Utilizing the ACTC, the goal of this FOA is to invite research grant applications that provide clinical testing (Phases Ib-III) of promising pharmacological and/or non-pharmacological interventions for cognitive and neuropsychiatric symptoms in individuals with AD or other aging-related dementias across the spectrum from pre-symptomatic to more severe stages of disease.

Working with the ACTC is a cooperative venture between the applicant, the NIA, and the ACTC network. NIA and the ACTC leadership will provide guidance to potential applicants. Potential applicants are strongly encouraged to contact NIA Scientific/Research Contacts (see Agency Contacts, Section VII) and the ACTC study team in order to discuss the feasibility of conducting the proposed trial through the ACTC infrastructure before considering an application.

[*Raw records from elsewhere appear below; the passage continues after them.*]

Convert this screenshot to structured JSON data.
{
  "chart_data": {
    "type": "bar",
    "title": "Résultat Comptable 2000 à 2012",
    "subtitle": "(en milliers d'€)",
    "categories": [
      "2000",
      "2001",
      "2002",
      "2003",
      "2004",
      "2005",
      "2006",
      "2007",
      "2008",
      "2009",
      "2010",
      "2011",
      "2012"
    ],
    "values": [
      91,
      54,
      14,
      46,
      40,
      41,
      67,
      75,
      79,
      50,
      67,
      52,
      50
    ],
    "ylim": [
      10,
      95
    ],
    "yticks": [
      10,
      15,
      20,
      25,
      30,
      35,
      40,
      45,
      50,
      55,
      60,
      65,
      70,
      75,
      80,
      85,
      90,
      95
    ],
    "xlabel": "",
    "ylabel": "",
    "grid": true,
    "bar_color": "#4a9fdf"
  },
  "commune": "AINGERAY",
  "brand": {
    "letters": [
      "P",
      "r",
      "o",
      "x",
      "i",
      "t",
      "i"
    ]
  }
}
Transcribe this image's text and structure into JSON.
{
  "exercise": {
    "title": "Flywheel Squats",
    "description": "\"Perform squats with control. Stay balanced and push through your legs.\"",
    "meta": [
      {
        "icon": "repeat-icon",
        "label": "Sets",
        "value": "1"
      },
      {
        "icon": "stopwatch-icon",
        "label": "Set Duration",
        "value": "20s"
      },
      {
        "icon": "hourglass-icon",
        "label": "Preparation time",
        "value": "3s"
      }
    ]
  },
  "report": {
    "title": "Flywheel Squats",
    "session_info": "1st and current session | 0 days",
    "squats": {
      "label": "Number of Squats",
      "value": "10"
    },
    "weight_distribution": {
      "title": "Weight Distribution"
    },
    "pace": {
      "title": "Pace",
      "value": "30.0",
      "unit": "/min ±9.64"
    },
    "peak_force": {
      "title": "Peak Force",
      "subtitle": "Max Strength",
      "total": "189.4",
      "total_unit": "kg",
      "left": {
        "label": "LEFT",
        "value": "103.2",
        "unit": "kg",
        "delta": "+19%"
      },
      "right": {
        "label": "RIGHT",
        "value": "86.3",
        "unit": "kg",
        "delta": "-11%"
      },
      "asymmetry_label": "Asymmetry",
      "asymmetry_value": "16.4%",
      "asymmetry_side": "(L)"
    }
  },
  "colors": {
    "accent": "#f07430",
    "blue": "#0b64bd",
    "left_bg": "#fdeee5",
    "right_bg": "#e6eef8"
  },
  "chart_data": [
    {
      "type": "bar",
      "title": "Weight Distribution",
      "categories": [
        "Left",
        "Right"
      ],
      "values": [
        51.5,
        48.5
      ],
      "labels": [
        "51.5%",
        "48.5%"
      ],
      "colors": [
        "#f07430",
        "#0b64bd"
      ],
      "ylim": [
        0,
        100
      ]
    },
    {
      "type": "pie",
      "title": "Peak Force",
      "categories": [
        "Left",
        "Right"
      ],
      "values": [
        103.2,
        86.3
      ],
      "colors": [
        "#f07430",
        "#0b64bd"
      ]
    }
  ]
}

The ACTC infrastructure is welcoming of the following:

Academic and industry applicants
Pharmacological and non-pharmacological interventions
Applications are encouraged that propose the following:

Testing candidate therapeutic compounds against novel therapeutic targets
Testing repurposed drugs derived from data-driven approaches, including candidates coming from NIA's translational bioinformatics FOA (PAR-17-032)
Logistical guidance:

Potential applicants undergo initial vetting of proposed study by the ACTC protocol evaluation committee and final review by the steering committee.
Applicants should contact the ACTC study team at least 5 months prior to their desired NIA submission cycle. Contact details and more information may be found at actcinfo.org.
Applications should anticipate using a centralized IRB.
Applicants should be aware of the data and resource sharing requirements.
The use of common contract language is strongly encouraged.
Note, the ACTC infrastructure is not appropriate for:
Single site clinical trials
Routine Phase Ia first-in-human
Clinical trials funded from this FOA will be implemented through the ACTC. The clinical trials approved for funding will develop their final protocols in conjunction with the ACTC. All ACTC sites will have the option to request participation and will be selected based on their capabilities specific to the individual protocols.

Investigators are strongly encouraged to collect blood and other biosamples for future genomic and other 'omic' analyses aimed at interrogating treatment responsiveness and examining predictors of decline and progression.

See Section VIII. Other Information for award authorities and regulations.